Bees are considered to be among the most intelligent insects. They tell each other where to find the best flowers by doing a little dance, they navigate using the position of the sun - or on cloudy days use polarised light waves. They have a highly efficient division of labour, food gathering, storage and child rearing. They live in complex, socially structured colonies with 10s of thousands of workers, and hundreds of male drones. The drones main role is to fertilise virgin queen bees. The queen's role is to lay up to 2000 eggs a day during the summer season. The drones develop from unfertilised eggs and the workers from fertile eggs. The workers build the wax cells in the hive where the larvae are reared. They also collect pollen and nectar, attend to the basic chores of the hive and defend it.
The queen may leave the hive during spring or summer and set up a new hive with the workers who follow her. The result is a swarm. The queen will be replaced in the old hive by a young queen who may then destroy the other potential queens while they're still in the pupae stage.
Bumble bees were first introduced in 1873 from England but didn't
become established. The first successful importation was to Christchurch in 1885 from
where bumble bees gradually spread. Bumble bees are good at pollinating crops such as
lucerne and red clover. There are four species of bumble bees here: Bombus hortorum,
Bombus, Bombus ruderatus and Bombus terrestris which are widely spread and Bombus
subterraneus which is confined to the South Island. All live in relative primitive
colonies which break up ion winter with only the hibernating queens surviving the season.
The bumble is easier natured than most honey bees and its sting is not left in the wound
of a victim. - Various sources: Sunday Star Times, New Zealand
Encyclopedia, The Internet etc
The Official Statement about Bees in New Zealand
As an integral part of the New Zealand agricultural industry, bees are an especially
valuable resource. Providing honey and other by-products for export, New Zealand's almost
300,000 bee hives also pollinate the many other flowering plants upon which much of our
rural sector depends, directly or indirectly. New Zealand beekeepers currently produce a
total saleable crop of around 8,000 tonnes of honey each year. This is primarily from
clover, although honey derived from native plants such as rewarewa, tawari and ling
heather, is also produced.
In 1995, 5,409 bee keepers were members of the National Beekeepers Association, which is run entirely from a levy on every hive in New Zealand ($1.61 per hive in1995).

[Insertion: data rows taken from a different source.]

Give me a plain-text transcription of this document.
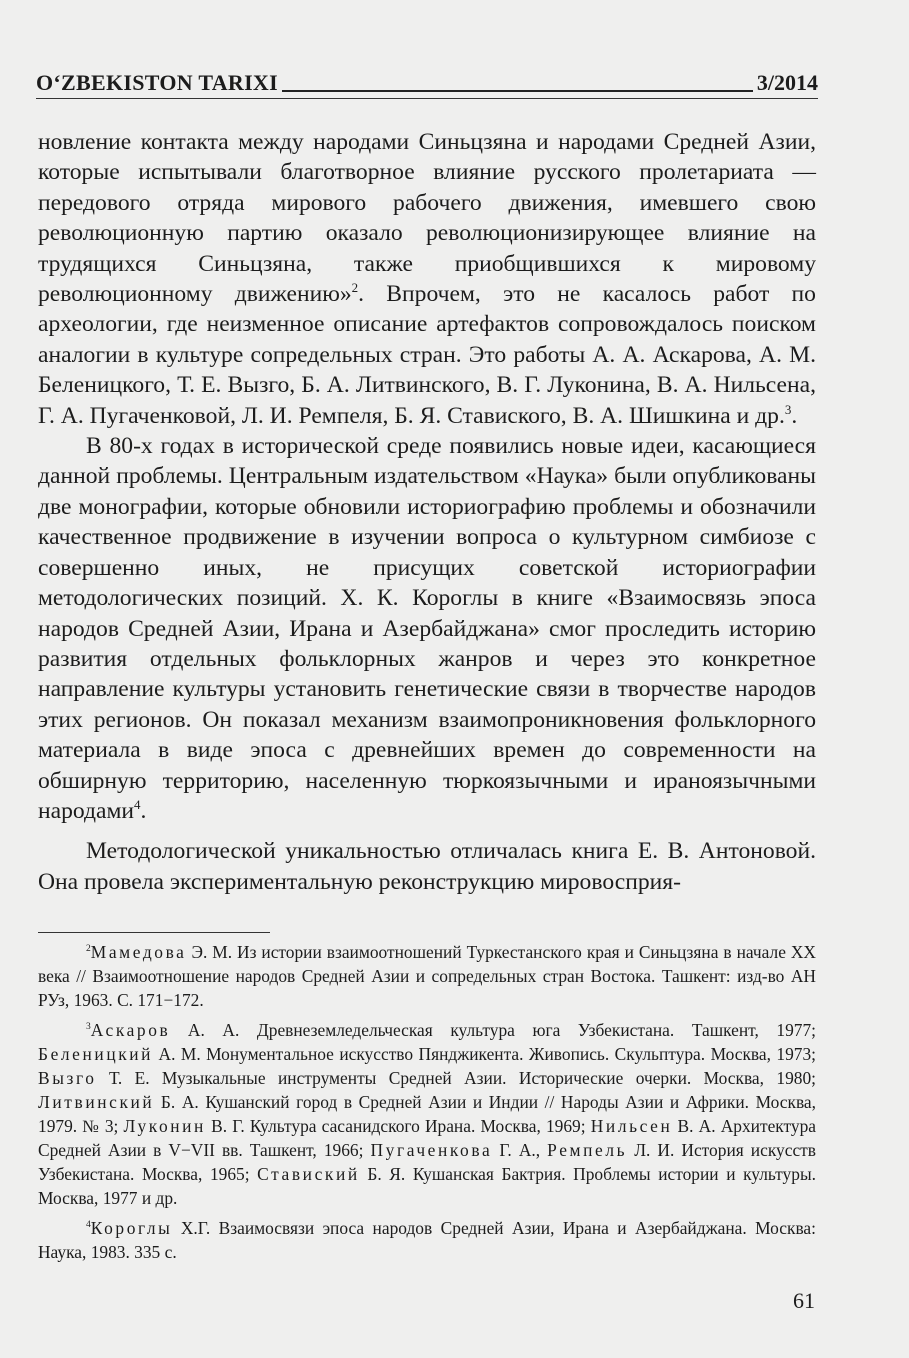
O‘ZBEKISTON TARIXI	3/2014

новление контакта между народами Синьцзяна и народами Средней Азии, которые испытывали благотворное влияние русского пролетариата — передового отряда мирового рабочего движения, имевшего свою революционную партию оказало революционизирующее влияние на трудящихся Синьцзяна, также приобщившихся к мировому революционному движению»$^2$. Впрочем, это не касалось работ по археологии, где неизменное описание артефактов сопровождалось поиском аналогии в культуре сопредельных стран. Это работы А. А. Аскарова, А. М. Беленицкого, Т. Е. Вызго, Б. А. Литвинского, В. Г. Луконина, В. А. Нильсена, Г. А. Пугаченковой, Л. И. Ремпеля, Б. Я. Ставиского, В. А. Шишкина и др.$^3$.

В 80-х годах в исторической среде появились новые идеи, касающиеся данной проблемы. Центральным издательством «Наука» были опубликованы две монографии, которые обновили историографию проблемы и обозначили качественное продвижение в изучении вопроса о культурном симбиозе с совершенно иных, не присущих советской историографии методологических позиций. Х. К. Короглы в книге «Взаимосвязь эпоса народов Средней Азии, Ирана и Азербайджана» смог проследить историю развития отдельных фольклорных жанров и через это конкретное направление культуры установить генетические связи в творчестве народов этих регионов. Он показал механизм взаимопроникновения фольклорного материала в виде эпоса с древнейших времен до современности на обширную территорию, населенную тюркоязычными и ираноязычными народами$^4$.

Методологической уникальностью отличалась книга Е. В. Антоновой. Она провела экспериментальную реконструкцию мировосприя-

$^2$Мамедова Э. М. Из истории взаимоотношений Туркестанского края и Синьцзяна в начале ХХ века // Взаимоотношение народов Средней Азии и сопредельных стран Востока. Ташкент: изд-во АН РУз, 1963. С. 171−172.

$^3$Аскаров А. А. Древнеземледельческая культура юга Узбекистана. Ташкент, 1977; Беленицкий А. М. Монументальное искусство Пянджикента. Живопись. Скульптура. Москва, 1973; Вызго Т. Е. Музыкальные инструменты Средней Азии. Исторические очерки. Москва, 1980; Литвинский Б. А. Кушанский город в Средней Азии и Индии // Народы Азии и Африки. Москва, 1979. № 3; Луконин В. Г. Культура сасанидского Ирана. Москва, 1969; Нильсен В. А. Архитектура Средней Азии в V−VII вв. Ташкент, 1966; Пугаченкова Г. А., Ремпель Л. И. История искусств Узбекистана. Москва, 1965; Ставиский Б. Я. Кушанская Бактрия. Проблемы истории и культуры. Москва, 1977 и др.

$^4$Короглы Х.Г. Взаимосвязи эпоса народов Средней Азии, Ирана и Азербайджана. Москва: Наука, 1983. 335 с.

61
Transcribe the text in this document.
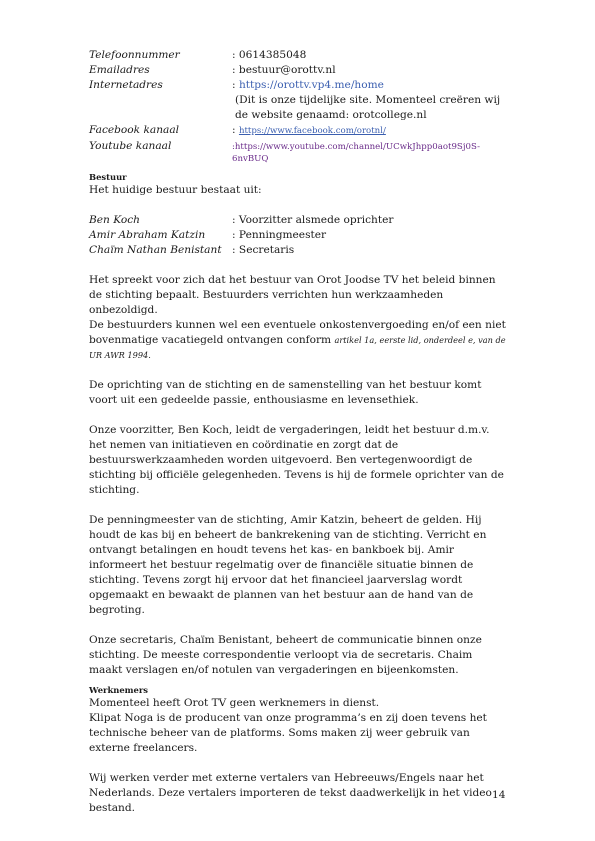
Telefoonnummer	: 0614385048
Emailadres	: bestuur@orottv.nl
Internetadres	: https://orottv.vp4.me/home
(Dit is onze tijdelijke site. Momenteel creëren wij de website genaamd: orotcollege.nl
Facebook kanaal	: https://www.facebook.com/orotnl/
Youtube kanaal	:https://www.youtube.com/channel/UCwkJhpp0aot9Sj0S-6nvBUQ
Bestuur

Het huidige bestuur bestaat uit:

Ben Koch	: Voorzitter alsmede oprichter
Amir Abraham Katzin	: Penningmeester
Chaïm Nathan Benistant : Secretaris

Het spreekt voor zich dat het bestuur van Orot Joodse TV het beleid binnen de stichting bepaalt. Bestuurders verrichten hun werkzaamheden onbezoldigd.

De bestuurders kunnen wel een eventuele onkostenvergoeding en/of een niet bovenmatige vacatiegeld ontvangen conform artikel 1a, eerste lid, onderdeel e, van de UR AWR 1994.

De oprichting van de stichting en de samenstelling van het bestuur komt voort uit een gedeelde passie, enthousiasme en levensethiek.

Onze voorzitter, Ben Koch, leidt de vergaderingen, leidt het bestuur d.m.v. het nemen van initiatieven en coördinatie en zorgt dat de bestuurswerkzaamheden worden uitgevoerd. Ben vertegenwoordigt de stichting bij officiële gelegenheden. Tevens is hij de formele oprichter van de stichting.

De penningmeester van de stichting, Amir Katzin, beheert de gelden. Hij houdt de kas bij en beheert de bankrekening van de stichting. Verricht en ontvangt betalingen en houdt tevens het kas- en bankboek bij. Amir informeert het bestuur regelmatig over de financiële situatie binnen de stichting. Tevens zorgt hij ervoor dat het financieel jaarverslag wordt opgemaakt en bewaakt de plannen van het bestuur aan de hand van de begroting.

Onze secretaris, Chaïm Benistant, beheert de communicatie binnen onze stichting. De meeste correspondentie verloopt via de secretaris. Chaim maakt verslagen en/of notulen van vergaderingen en bijeenkomsten.

Werknemers

Momenteel heeft Orot TV geen werknemers in dienst.

Klipat Noga is de producent van onze programma’s en zij doen tevens het technische beheer van de platforms. Soms maken zij weer gebruik van externe freelancers.

Wij werken verder met externe vertalers van Hebreeuws/Engels naar het Nederlands. Deze vertalers importeren de tekst daadwerkelijk in het video bestand.

14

New Zealand enjoys many advantages as an environment for bee keeping. It is relatively free of bee pests, and the main species has no natural predators. There are no aggressive Africanised honey bees in New Zealand and the German wasp has no significant effect on bee populations.
While bee requirements and hive numbers have suffered a slight downturn in recent years - perhaps owing to a decrease in pastoral land use - the future looks bright for honey production.

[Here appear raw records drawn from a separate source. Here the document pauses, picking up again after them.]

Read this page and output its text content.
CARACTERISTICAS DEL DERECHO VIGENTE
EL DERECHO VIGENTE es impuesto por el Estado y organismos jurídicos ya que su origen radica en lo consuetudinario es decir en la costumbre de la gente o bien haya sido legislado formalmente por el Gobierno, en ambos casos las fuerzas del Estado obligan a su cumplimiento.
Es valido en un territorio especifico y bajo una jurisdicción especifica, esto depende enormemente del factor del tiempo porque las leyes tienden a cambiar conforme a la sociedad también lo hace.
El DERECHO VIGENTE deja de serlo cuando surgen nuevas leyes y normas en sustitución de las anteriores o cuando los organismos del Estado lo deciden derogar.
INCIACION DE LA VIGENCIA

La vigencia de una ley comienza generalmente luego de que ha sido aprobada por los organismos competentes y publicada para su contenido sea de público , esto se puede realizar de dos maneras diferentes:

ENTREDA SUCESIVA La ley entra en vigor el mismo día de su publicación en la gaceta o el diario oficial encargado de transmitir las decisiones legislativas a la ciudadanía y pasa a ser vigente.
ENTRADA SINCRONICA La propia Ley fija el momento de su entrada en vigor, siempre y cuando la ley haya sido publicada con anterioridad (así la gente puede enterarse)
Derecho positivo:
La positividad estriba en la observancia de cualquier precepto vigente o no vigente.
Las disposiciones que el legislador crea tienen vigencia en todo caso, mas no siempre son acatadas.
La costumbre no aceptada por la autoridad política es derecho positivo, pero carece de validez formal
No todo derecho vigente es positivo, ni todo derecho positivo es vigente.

In the next few years hive numbers, and hence production figures may increase as many recently planted apple trees come to maturity. This highlights the bond between bees and the pastoral industry - especially orchards and export crops. Export by-products of the bee industry include pollen, beeswax and package bees (package queen bees are sold to Canada and Korea) and contribute to total export earnings of approximately $35 million annually.
This summary was prepared with the assistance of the National Beekeepers Association.